On my last visit to Long Beach, I never left the convention center complex. For the short visits that are conventions and trade shows, it is perfect. The center is flanked by a Westin, a Renaissance, and a Hyatt Regency, and is across the street from The Pike, a dining entertainment complex; and the Aquarium of the Pacific, a world-class aquarium featuring a LEED silver certification and three irrepressible sea otters.
This time, however, we wandered farther afield: to the Long Beach Museum of Art (where the big yellow baby above will be for the next two months) and Museum of Latin American Art (MoLAA), to Naples, a neighborhood, where million-dollar houses are cheek-by-jowl on harborside tracts that were originally meant for tents, and some up-and-coming arts districts.

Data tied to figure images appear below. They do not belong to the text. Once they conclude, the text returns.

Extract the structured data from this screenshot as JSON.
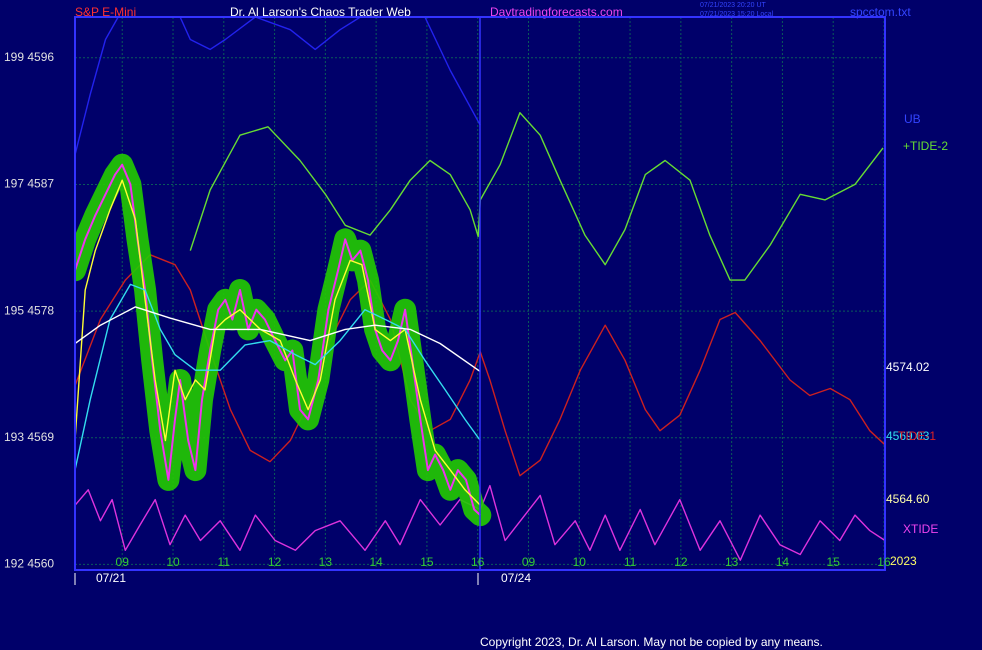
{
  "chart_data": {
    "type": "line",
    "title": "Dr. Al Larson's Chaos Trader Web",
    "instrument": "S&P E-Mini",
    "site": "Daytradingforecasts.com",
    "stamp": [
      "07/21/2023 20:20 UT",
      "07/21/2023 15:20 Local"
    ],
    "file": "spcctom.txt",
    "copyright": "Copyright 2023, Dr. Al Larson. May not be copied by any means.",
    "date_labels": [
      "07/21",
      "07/24"
    ],
    "annotations": [
      {
        "text": "UB",
        "color": "#3344ff"
      },
      {
        "text": "+TIDE-2",
        "color": "#66dd33"
      },
      {
        "text": "4574.02",
        "color": "#ffffff"
      },
      {
        "text": "4569.03",
        "color": "#33ddee"
      },
      {
        "text": "TIDE-1",
        "color": "#dd2222"
      },
      {
        "text": "4564.60",
        "color": "#ffffaa"
      },
      {
        "text": "XTIDE",
        "color": "#ee44ee"
      },
      {
        "text": "2023",
        "color": "#ffff66"
      }
    ],
    "xlim": [
      -0.93,
      15.02
    ],
    "xticks": [
      {
        "value": 0,
        "label": "09"
      },
      {
        "value": 1,
        "label": "10"
      },
      {
        "value": 2,
        "label": "11"
      },
      {
        "value": 3,
        "label": "12"
      },
      {
        "value": 4,
        "label": "13"
      },
      {
        "value": 5,
        "label": "14"
      },
      {
        "value": 6,
        "label": "15"
      },
      {
        "value": 7,
        "label": "16"
      },
      {
        "value": 8,
        "label": "09"
      },
      {
        "value": 9,
        "label": "10"
      },
      {
        "value": 10,
        "label": "11"
      },
      {
        "value": 11,
        "label": "12"
      },
      {
        "value": 12,
        "label": "13"
      },
      {
        "value": 13,
        "label": "14"
      },
      {
        "value": 14,
        "label": "15"
      },
      {
        "value": 15,
        "label": "16"
      }
    ],
    "ylim": [
      4559.6,
      4598.9
    ],
    "yticks": [
      {
        "value": 4596,
        "label": "199 4596"
      },
      {
        "value": 4587,
        "label": "197 4587"
      },
      {
        "value": 4578,
        "label": "195 4578"
      },
      {
        "value": 4569,
        "label": "193 4569"
      },
      {
        "value": 4560,
        "label": "192 4560"
      }
    ],
    "grid": true,
    "series": [
      {
        "name": "UB",
        "color": "#2222ee",
        "x": [
          -0.93,
          -0.63,
          -0.33,
          -0.08,
          null,
          1.14,
          1.34,
          1.73,
          2.03,
          2.62,
          3.31,
          3.8,
          4.29,
          4.69,
          null,
          5.96,
          6.46,
          7.05
        ],
        "values": [
          4589.1,
          4593.4,
          4597.3,
          4598.9,
          null,
          4598.9,
          4597.3,
          4596.6,
          4597.3,
          4598.9,
          4598.0,
          4596.6,
          4598.0,
          4598.9,
          null,
          4598.9,
          4595.1,
          4591.2
        ]
      },
      {
        "name": "+TIDE-2",
        "color": "#66dd33",
        "x": [
          1.34,
          1.73,
          2.32,
          2.87,
          3.5,
          4.0,
          4.39,
          4.88,
          5.28,
          5.67,
          6.06,
          6.46,
          6.85,
          7.01,
          7.05,
          7.44,
          7.83,
          8.23,
          8.62,
          9.11,
          9.51,
          9.9,
          10.3,
          10.69,
          11.18,
          11.57,
          11.97,
          12.26,
          12.76,
          13.35,
          13.84,
          14.43,
          14.98
        ],
        "values": [
          4582.3,
          4586.6,
          4590.5,
          4591.1,
          4588.7,
          4586.3,
          4584.1,
          4583.4,
          4585.2,
          4587.3,
          4588.7,
          4587.7,
          4585.2,
          4583.3,
          4585.9,
          4588.4,
          4592.1,
          4590.5,
          4587.3,
          4583.4,
          4581.3,
          4583.8,
          4587.7,
          4588.7,
          4587.3,
          4583.4,
          4580.2,
          4580.2,
          4582.7,
          4586.3,
          4585.9,
          4587.0,
          4589.6
        ]
      },
      {
        "name": "TIDE-1",
        "color": "#cc2020",
        "x": [
          -0.93,
          -0.43,
          0.06,
          0.55,
          1.04,
          1.34,
          1.73,
          2.13,
          2.52,
          2.91,
          3.31,
          3.7,
          4.09,
          4.49,
          4.88,
          5.28,
          5.67,
          6.06,
          6.46,
          6.85,
          7.05,
          7.24,
          7.54,
          7.83,
          8.23,
          8.62,
          9.02,
          9.51,
          9.9,
          10.3,
          10.59,
          10.98,
          11.38,
          11.77,
          12.07,
          12.56,
          13.15,
          13.54,
          13.94,
          14.33,
          14.72,
          15.02
        ],
        "values": [
          4572.7,
          4577.4,
          4580.2,
          4582.0,
          4581.3,
          4579.5,
          4575.2,
          4571.0,
          4568.1,
          4567.3,
          4568.8,
          4571.7,
          4575.9,
          4578.8,
          4580.2,
          4577.4,
          4571.7,
          4569.5,
          4570.3,
          4573.1,
          4575.1,
          4573.1,
          4569.5,
          4566.3,
          4567.4,
          4570.3,
          4573.8,
          4577.0,
          4574.5,
          4571.0,
          4569.5,
          4570.6,
          4573.8,
          4577.4,
          4577.9,
          4575.9,
          4573.1,
          4572.0,
          4572.5,
          4571.7,
          4569.5,
          4568.5
        ]
      },
      {
        "name": "XTIDE",
        "color": "#dd33dd",
        "x": [
          -0.93,
          -0.67,
          -0.43,
          -0.2,
          0.06,
          0.35,
          0.65,
          0.94,
          1.24,
          1.54,
          1.93,
          2.32,
          2.62,
          3.01,
          3.41,
          3.8,
          4.29,
          4.78,
          5.18,
          5.47,
          5.87,
          6.26,
          6.65,
          7.05,
          7.24,
          7.54,
          7.93,
          8.23,
          8.52,
          8.92,
          9.21,
          9.51,
          9.8,
          10.2,
          10.49,
          10.98,
          11.38,
          11.77,
          12.17,
          12.56,
          12.95,
          13.35,
          13.74,
          14.13,
          14.43,
          14.72,
          15.02
        ],
        "values": [
          4564.2,
          4565.3,
          4563.1,
          4564.6,
          4561.0,
          4562.8,
          4564.6,
          4561.4,
          4563.5,
          4561.7,
          4563.1,
          4561.0,
          4563.5,
          4561.7,
          4561.0,
          4562.4,
          4563.1,
          4561.0,
          4563.1,
          4561.4,
          4564.6,
          4562.8,
          4564.6,
          4563.9,
          4565.6,
          4561.7,
          4563.5,
          4564.9,
          4561.4,
          4563.1,
          4561.0,
          4563.5,
          4561.0,
          4563.9,
          4561.4,
          4564.6,
          4561.0,
          4563.1,
          4560.3,
          4563.5,
          4561.4,
          4560.7,
          4563.1,
          4561.7,
          4563.5,
          4562.4,
          4561.7
        ]
      },
      {
        "color": "#ee33ee",
        "glow": "#22cc00",
        "x": [
          -0.93,
          -0.73,
          -0.53,
          -0.33,
          -0.14,
          0,
          0.16,
          0.3,
          0.45,
          0.59,
          0.75,
          0.91,
          1.04,
          1.14,
          1.3,
          1.44,
          1.57,
          1.73,
          1.89,
          2.03,
          2.17,
          2.32,
          2.48,
          2.64,
          2.81,
          3.01,
          3.21,
          3.35,
          3.5,
          3.66,
          3.86,
          4.06,
          4.25,
          4.39,
          4.53,
          4.69,
          4.84,
          4.98,
          5.12,
          5.28,
          5.43,
          5.57,
          5.71,
          5.87,
          6.02,
          6.16,
          6.32,
          6.46,
          6.61,
          6.77,
          6.93,
          7.05
        ],
        "values": [
          4580.9,
          4583.1,
          4584.8,
          4586.3,
          4587.7,
          4588.4,
          4587.0,
          4583.1,
          4579.5,
          4574.5,
          4569.5,
          4566.0,
          4570.3,
          4573.1,
          4568.8,
          4566.7,
          4571.7,
          4575.2,
          4578.1,
          4578.8,
          4577.4,
          4579.5,
          4576.7,
          4578.1,
          4577.4,
          4575.9,
          4574.5,
          4575.2,
          4571.0,
          4570.3,
          4573.1,
          4578.1,
          4580.9,
          4583.1,
          4581.6,
          4582.3,
          4580.2,
          4576.7,
          4575.2,
          4574.5,
          4575.9,
          4578.1,
          4574.5,
          4570.3,
          4566.7,
          4567.8,
          4566.7,
          4565.3,
          4566.7,
          4566.0,
          4563.9,
          4563.5
        ]
      },
      {
        "color": "#ffff33",
        "x": [
          -0.93,
          -0.73,
          -0.53,
          -0.24,
          0,
          0.26,
          0.45,
          0.65,
          0.85,
          1.04,
          1.24,
          1.44,
          1.63,
          1.83,
          2.03,
          2.32,
          2.72,
          3.11,
          3.41,
          3.66,
          3.9,
          4.19,
          4.49,
          4.72,
          4.98,
          5.28,
          5.57,
          5.87,
          6.16,
          6.46,
          6.75,
          7.05
        ],
        "values": [
          4568.8,
          4579.5,
          4582.3,
          4585.2,
          4587.3,
          4584.5,
          4578.8,
          4573.1,
          4568.8,
          4573.8,
          4571.7,
          4573.1,
          4572.4,
          4576.7,
          4577.4,
          4578.1,
          4576.7,
          4575.9,
          4573.1,
          4571.0,
          4573.1,
          4578.8,
          4581.6,
          4581.3,
          4576.7,
          4575.9,
          4576.7,
          4571.7,
          4568.1,
          4566.7,
          4565.3,
          4564.2
        ]
      },
      {
        "color": "#33ddee",
        "x": [
          -0.93,
          -0.63,
          -0.24,
          0.16,
          0.45,
          0.75,
          1.04,
          1.44,
          1.93,
          2.42,
          2.91,
          3.41,
          3.8,
          4.29,
          4.78,
          5.18,
          5.57,
          5.96,
          6.36,
          6.75,
          7.05
        ],
        "values": [
          4566.7,
          4571.7,
          4577.4,
          4579.9,
          4579.5,
          4576.7,
          4574.9,
          4573.8,
          4573.8,
          4575.6,
          4575.9,
          4574.9,
          4574.2,
          4575.9,
          4578.1,
          4577.4,
          4576.7,
          4574.5,
          4572.4,
          4570.3,
          4568.8
        ]
      },
      {
        "color": "#ffffff",
        "x": [
          -0.93,
          -0.43,
          0.26,
          0.94,
          1.73,
          2.72,
          3.7,
          4.39,
          4.98,
          5.67,
          6.26,
          7.05
        ],
        "values": [
          4575.7,
          4577.0,
          4578.3,
          4577.5,
          4576.7,
          4576.7,
          4575.9,
          4576.7,
          4577.0,
          4576.7,
          4575.7,
          4573.7
        ]
      }
    ]
  }
}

Now, as a journalist on a site inspection, my place on the "food chain" was very high indeed: I was treated to some of the best grub this side of the Rockies, including lunch at L’Opera on Pine Avenue, dinner at Sir Winston’s (aboard the Queen Mary), and Tracht’s on Ocean Avenue—the new signature restaurant of celebrity chef, Susan Tracht, which is located in the Renaissance hotel.
And that’s just the haute of it; we also chowed down at the Yard House (signature onion rings), La Muse Café (signature crepes), the Omelet Inn (signature you guessed it), and Buster’s Beach House (the latter has a bar band that has been playing in the same place for 26 years—even though the venue itself has changed hands three or four times).
However, at the Aquarium of the Pacific, I met my match in the food chain: the Australian lorikeet. At the Aquarium you can buy nectar with which to feed these colorful bird clowns. I fed three of them on this nectar, which only appeared to whet their appetite. They then turned to my sweater and began chewing through it. I cowered as they were gingerly removed by an aquarium staff member.
Bottom line: Lorikeets are awesome! I can’t wait to get back to Long Beach and feed them again!